Sem mencionar inicialmente o governador pelo nome, Lula afirmou que políticas implementadas por seu governo ampliaram o acesso de negros ao ensino superior e sugeriu que isso desperta resistência em alguns setores.

“Sabe por que muitas vezes algumas pessoas não gostam de nós? Não gostam de nós porque hoje o povo negro está na universidade na mesma proporção que o povo branco. Não gosta de nós por conta da política de cotas”, declarou, sem apresentar evidências da relação entre uma coisa e outra.

Em seguida, o presidente insinuou que há racismo no Estado. “Vocês não podem permitir que prevaleça em Santa Catarina o racismo”, afirmou. Logo depois acrescentou: “H(….) tentou fazer isso e acabou do jeito que acabou. A gente não pode permitir essa ideia da hegemonia branca sobre o restante do país.”

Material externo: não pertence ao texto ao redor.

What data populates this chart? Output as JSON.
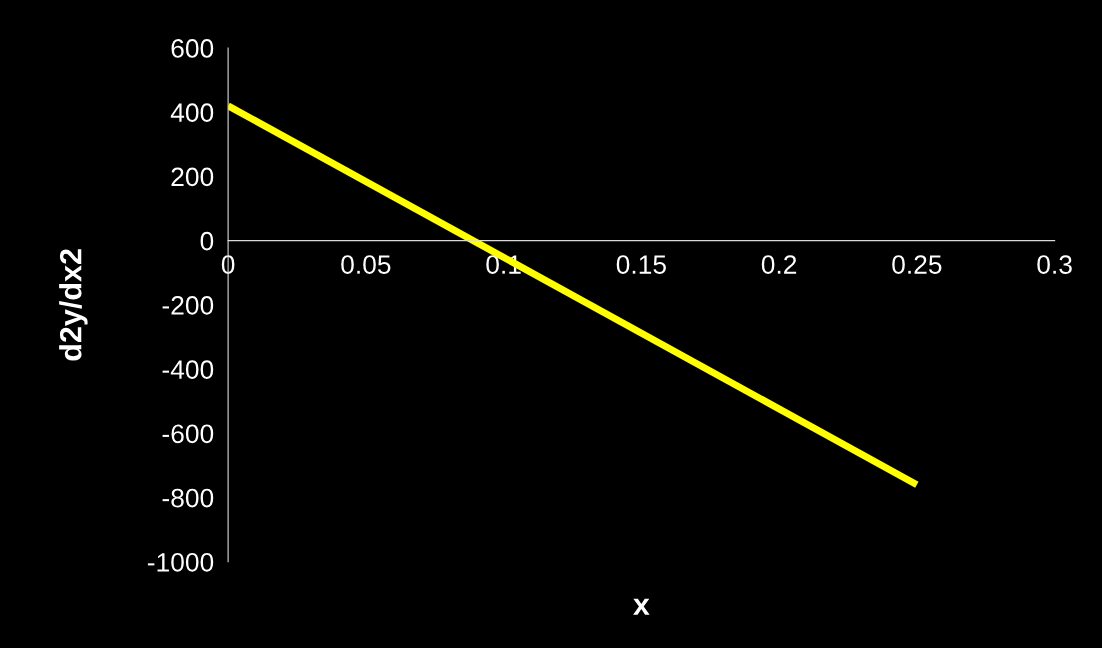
{
  "chart_data": {
    "type": "line",
    "xlabel": "x",
    "ylabel": "d2y/dx2",
    "x": [
      0,
      0.25
    ],
    "series": [
      {
        "color": "#ffff00",
        "values": [
          420,
          -760
        ]
      }
    ],
    "xlim": [
      0,
      0.3
    ],
    "xticks": [
      0,
      0.05,
      0.1,
      0.15,
      0.2,
      0.25,
      0.3
    ],
    "ylim": [
      -1000,
      600
    ],
    "yticks": [
      -1000,
      -800,
      -600,
      -400,
      -200,
      0,
      200,
      400,
      600
    ],
    "grid": false,
    "legend": false,
    "marker": "none",
    "line_style": "solid"
  }
}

Lula também questionou a ausência de Jorginho em eventos promovidos pelo governo federal e criticou a falta de aproximação institucional para discutir investimentos em infraestrutura no estado. Em tom duro, o presidente disparou:

“Qual é o tamanho da cabeça desse cidadão? Qual é a qualidade da massa encefálica que ele tem na cabeça? É de se pesquisar, porque um ser humano não pode ser pequeno a ponto de não privilegiar os interesses do povo de Santa Catarina.”

Durante a cerimônia de entrega da Fragata Cunha Moreira, Lula também falou sobre o cenário internacional e afirmou que o Brasil precisa estar preparado diante das incertezas globais. “Eu não quero guerra, mas eu também não quero ser pego de surpresa”, disse.

Ao defender planejamento estratégico para o país, ele afirmou que o objetivo não é promover conflitos, mas fortalecer a capacidade nacional de defesa.

“Nós não queremos brigar com ninguém, não queremos invadir ninguém, não queremos quebrar com ninguém, mas estaremos preparados para defender os nossos oito milhões e meio de quilômetros quadrados. Está cheio de nego maluco no mundo”, afirmou.